Jesus does not govern His kingdom by laying down the law. He governs His kingdom by fulfilling the law. He governs His kingdom by bearing the penalty the law imposes upon those who disobey it. Pontius Pilate put a title above Christ’s head on the cross that read, “Jesus of Nazareth, The King of the Jews.” It was written in Hebrew, Greek, and Latin. The chief priests of the Jews were outraged by this and demanded that Pilate replace that title with one that said, “He said, I am the King of the Jews.” Pilate refused. On that single issue the cowardly politician stood his ground. He said to them, “What I have written, I have written.” (John 19:22) Pilate was speaking for God whether he knew it or not. The point is not just that Jesus is identified as King of the Jews. It is where and how Jesus is identified as King of the Jews. It is on the cross! It is in His suffering! It is as Jesus, the truth incarnate, reveals the true God to the world. You cannot see God, embrace Him in faith, confess His truth, or know Him as a loving Father except as you see God in the suffering of His only begotten Son on the cross.
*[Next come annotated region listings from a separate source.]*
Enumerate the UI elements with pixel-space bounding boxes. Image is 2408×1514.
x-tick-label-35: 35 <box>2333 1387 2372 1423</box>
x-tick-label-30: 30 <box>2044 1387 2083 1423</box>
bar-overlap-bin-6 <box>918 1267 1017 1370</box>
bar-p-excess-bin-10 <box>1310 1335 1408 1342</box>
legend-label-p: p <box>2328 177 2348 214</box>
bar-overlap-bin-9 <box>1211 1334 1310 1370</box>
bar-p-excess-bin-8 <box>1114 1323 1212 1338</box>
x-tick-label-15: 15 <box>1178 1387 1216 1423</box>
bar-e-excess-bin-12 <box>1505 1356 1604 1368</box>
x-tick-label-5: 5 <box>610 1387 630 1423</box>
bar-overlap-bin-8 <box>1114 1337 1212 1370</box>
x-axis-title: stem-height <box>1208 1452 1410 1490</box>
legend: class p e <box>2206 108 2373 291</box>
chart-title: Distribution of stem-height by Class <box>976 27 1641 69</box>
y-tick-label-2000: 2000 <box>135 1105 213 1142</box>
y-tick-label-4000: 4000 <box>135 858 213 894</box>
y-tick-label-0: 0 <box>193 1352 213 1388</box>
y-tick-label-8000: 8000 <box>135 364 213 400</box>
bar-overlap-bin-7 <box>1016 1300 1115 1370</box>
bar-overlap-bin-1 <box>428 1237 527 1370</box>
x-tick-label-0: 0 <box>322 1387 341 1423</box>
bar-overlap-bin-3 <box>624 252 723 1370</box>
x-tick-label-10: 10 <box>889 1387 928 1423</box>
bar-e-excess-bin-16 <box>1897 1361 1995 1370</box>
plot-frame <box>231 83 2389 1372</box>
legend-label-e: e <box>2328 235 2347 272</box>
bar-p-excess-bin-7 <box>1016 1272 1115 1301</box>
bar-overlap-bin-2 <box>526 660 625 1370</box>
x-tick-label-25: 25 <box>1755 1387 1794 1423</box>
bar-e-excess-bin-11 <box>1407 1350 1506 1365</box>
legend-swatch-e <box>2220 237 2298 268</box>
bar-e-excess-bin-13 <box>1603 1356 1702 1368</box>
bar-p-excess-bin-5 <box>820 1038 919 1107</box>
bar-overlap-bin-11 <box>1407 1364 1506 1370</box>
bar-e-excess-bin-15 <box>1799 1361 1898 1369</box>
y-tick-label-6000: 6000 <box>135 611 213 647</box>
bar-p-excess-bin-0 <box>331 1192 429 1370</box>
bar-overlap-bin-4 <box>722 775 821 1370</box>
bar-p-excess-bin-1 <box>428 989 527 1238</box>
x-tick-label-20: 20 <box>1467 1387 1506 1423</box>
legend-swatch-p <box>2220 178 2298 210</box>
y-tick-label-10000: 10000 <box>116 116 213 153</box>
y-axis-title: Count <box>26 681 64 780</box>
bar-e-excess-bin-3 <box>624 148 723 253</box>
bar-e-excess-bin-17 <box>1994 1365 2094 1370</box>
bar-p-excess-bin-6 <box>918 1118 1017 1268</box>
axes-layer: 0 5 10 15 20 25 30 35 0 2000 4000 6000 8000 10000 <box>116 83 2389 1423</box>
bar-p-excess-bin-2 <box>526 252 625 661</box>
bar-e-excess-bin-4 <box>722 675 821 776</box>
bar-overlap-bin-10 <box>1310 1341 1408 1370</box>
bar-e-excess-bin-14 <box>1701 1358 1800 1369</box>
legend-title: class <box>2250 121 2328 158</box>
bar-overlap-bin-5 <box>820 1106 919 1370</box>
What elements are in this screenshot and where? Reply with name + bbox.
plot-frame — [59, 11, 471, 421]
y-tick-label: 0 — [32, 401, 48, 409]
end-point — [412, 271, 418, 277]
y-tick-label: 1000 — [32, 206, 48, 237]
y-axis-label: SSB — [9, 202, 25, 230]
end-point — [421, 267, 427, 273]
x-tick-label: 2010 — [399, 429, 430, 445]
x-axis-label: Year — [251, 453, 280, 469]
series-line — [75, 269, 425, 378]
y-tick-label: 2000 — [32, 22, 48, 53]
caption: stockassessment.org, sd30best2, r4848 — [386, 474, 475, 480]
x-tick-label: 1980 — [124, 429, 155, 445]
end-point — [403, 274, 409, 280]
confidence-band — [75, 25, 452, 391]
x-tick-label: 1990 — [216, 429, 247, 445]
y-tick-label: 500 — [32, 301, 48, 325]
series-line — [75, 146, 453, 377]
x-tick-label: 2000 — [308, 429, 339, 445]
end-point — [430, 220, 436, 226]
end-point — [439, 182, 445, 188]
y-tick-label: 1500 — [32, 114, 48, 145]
Some think of the truth as an intellectually coherent system of doctrine that fits neatly together like a refined machine. Others say the truth is centered in a personal relationship with Jesus in which you by an act of your free will surrender yourself to Him and promise to make Him Lord of your life. Still others say the truth is made known in spiritual gifts flowing through you, empowering you toward victory over life’s obstacles. But you come to know the truth only in the crucifixion of the Son of God in your place. That is where the truth of God’s word is centered. Jesus submitted to the law that condemned us all. See in His submission your righteousness. There, in that humble obedience you are made righteous. See in His suffering your punishment. There, as He suffers in your place, your sins are punished and you are set free from them. In Jesus’ crucifixion is the truth that makes you free. There it is that you are forgiven, justified, and delivered from every evil of body and soul.
“My kingdom is not of this world,” Jesus said. “If My kingdom were of this world, My servants would fight, so that I should not be delivered to the Jews; but now My kingdom is not from here.” His servants did not fight. He fought against all the power of evil on the cross. The grace and truth that Jesus brings He brings only by way of the cross. In bearing the deceit of all sin He brings His truth to us. In satisfying the demands of all justice He brings His grace to us.
We are here where we belong this morning. What brings us to church to hear Christ’s gospel and to receive His sacraments is more than a religious urge or devotion to our Christian duty. We come to church because the same Jesus who won the kingdom on the cross rules as King of the kingdom where the fruit of His holy passion to given to sinners who hunger and thirst for righteousness. Here He satisfies our every spiritual hunger. Here He quenches our thirst. Here His righteousness is reckoned to us so we go home justified and at peace with God. Jesus was born and came into this world so that you would know this truth, believe it, and find eternal joy in it. That is the truth that we confess.